22 March 2013

Super Evil Eggs


So, technically these eggs aren't evil.  At least not any more evil than any other deviled egg because I love them all so much that I must eat way more than I should any time they are placed within arm's reach.  Deviled eggs are one of my favorite foods in the whole world.  I grew up with them at every holiday, buffet, potluck, etc.  I am serious when I say every one, too.  Since I was so successful with my hard boiled egg cookery for my previous post, Tangy Eggs and Tasty Tuna, I had some beautifully peeled eggs left over and I knew I had to make some deviled eggs. 

Also, as a result of the cookbook I referenced in that post, I looked at way too many recipes using Deviled Ham.  Deviled Ham isn't something I have thought about since I was a kid.  My mom made me a sandwich, I didn't care for it, and I have never had it again.  Since I'm not six anymore I figured I should give it a try.  I like it.  There's not really anything about it to not like -- ham, mustard, spices....  It also prompted me to do some research on where the name for deviled eggs and deviled ham comes from.  "Deviled" as a word first appears in 1800, when it was used in the phrase, "At half past two ate a devil'd kidney". According to the Oxford Companion to Food,
Devil--a culinary term which . . . first appeared as a noun in the 18th century, and then in the early 19th century as a verb meaning to cook something with fiery hot spices or condiments. . . . The term was presumably adopted because of the connection between the devil and the excessive heat in Hell. . . .
So, they're just evil because they contain little more than salt and pepper, not because you are destined to burn forever for consuming them.  You're safe, at least as far as consumption of deviled foods is concerned.
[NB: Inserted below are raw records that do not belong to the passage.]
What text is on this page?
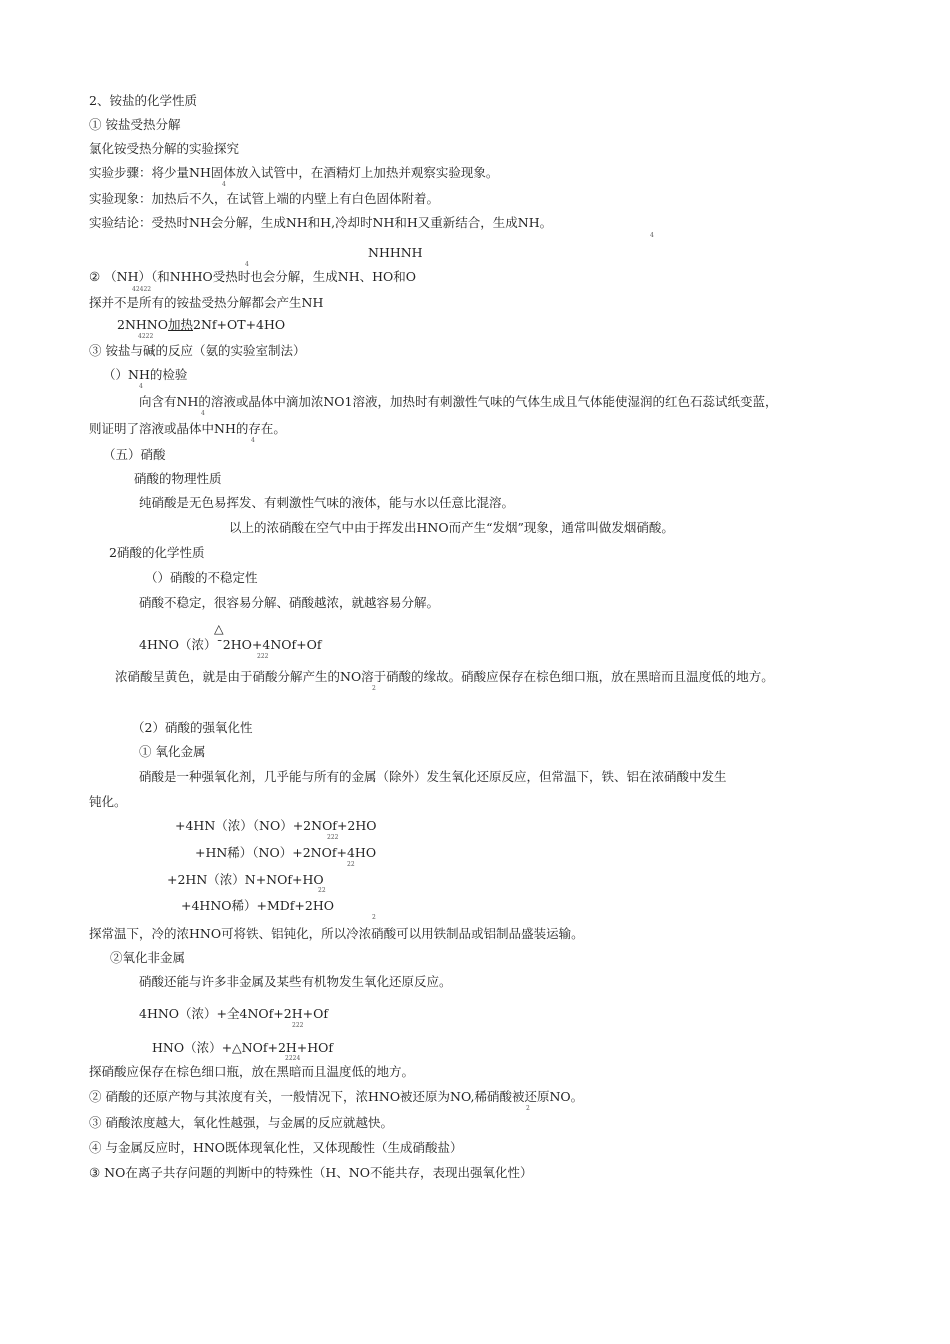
2、铵盐的化学性质
① 铵盐受热分解
氯化铵受热分解的实验探究
实验步骤：将少量NH固体放入试管中，在酒精灯上加热并观察实验现象。
4
实验现象：加热后不久，在试管上端的内壁上有白色固体附着。
实验结论：受热时NH会分解，生成NH和H,冷却时NH和H又重新结合，生成NH。
4
NHHNH
4
② （NH）（和NHHO受热时也会分解，生成NH、HO和O
42422
探并不是所有的铵盐受热分解都会产生NH
2NHNO加热2Nf+OT+4HO
4222
③ 铵盐与碱的反应（氨的实验室制法）
（）NH的检验
4
向含有NH的溶液或晶体中滴加浓NO1溶液，加热时有刺激性气味的气体生成且气体能使湿润的红色石蕊试纸变蓝，
4
则证明了溶液或晶体中NH的存在。
4
（五）硝酸
硝酸的物理性质
纯硝酸是无色易挥发、有刺激性气味的液体，能与水以任意比混溶。
以上的浓硝酸在空气中由于挥发出HNO而产生“发烟”现象，通常叫做发烟硝酸。
2硝酸的化学性质
（）硝酸的不稳定性
硝酸不稳定，很容易分解、硝酸越浓，就越容易分解。
△
4HNO（浓）ˉ2HO+4NOf+Of
222
浓硝酸呈黄色，就是由于硝酸分解产生的NO溶于硝酸的缘故。硝酸应保存在棕色细口瓶，放在黑暗而且温度低的地方。
2
（2）硝酸的强氧化性
① 氧化金属
硝酸是一种强氧化剂，几乎能与所有的金属（除外）发生氧化还原反应，但常温下，铁、铝在浓硝酸中发生
钝化。
+4HN（浓）（NO）+2NOf+2HO
222
+HN稀）（NO）+2NOf+4HO
22
+2HN（浓）N+NOf+HO
22
+4HNO稀）+MDf+2HO
2
探常温下，冷的浓HNO可将铁、铝钝化，所以冷浓硝酸可以用铁制品或铝制品盛装运输。
②氧化非金属
硝酸还能与许多非金属及某些有机物发生氧化还原反应。
4HNO（浓）+全4NOf+2H+Of
222
HNO（浓）+△NOf+2H+HOf
2224
探硝酸应保存在棕色细口瓶，放在黑暗而且温度低的地方。
② 硝酸的还原产物与其浓度有关，一般情况下，浓HNO被还原为NO,稀硝酸被还原NO。
2
③ 硝酸浓度越大，氧化性越强，与金属的反应就越快。
④ 与金属反应时，HNO既体现氧化性，又体现酸性（生成硝酸盐）
③ NO在离子共存问题的判断中的特殊性（H、NO不能共存，表现出强氧化性）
The filling for these eggs is pretty standard except for the addition of the deviled ham.  I also add tarragon.  That is not at all unusual for me to put in deviled eggs, as a matter of fact it's required.  If you have never added tarragon to your deviled eggs, you don't know what you're missing.  They're a match made in taste bud heaven and a revelation.  Run, run to the store and get some tarragon now!!!


Double Deviled Eggs
makes 12 deviled eggs


6 hard boiled eggs, peeled
3 Tbsp mayonnaise
One 4.25 oz can deviled ham
1/2 tsp tarragon
1/2 tsp salt
1/2 tsp pepper
smoked paprika, for garnish

Cut each egg in half lengthwise, remove the cooked yolk from each and place the yolks in a separate small bowl.  In the bowl with the yolks, add the mayonnaise, ham, tarragon, salt, and pepper; stir well to combine.
Fill the cavity of each egg with the filling.  Sprinkle with paprika.  Serve cold.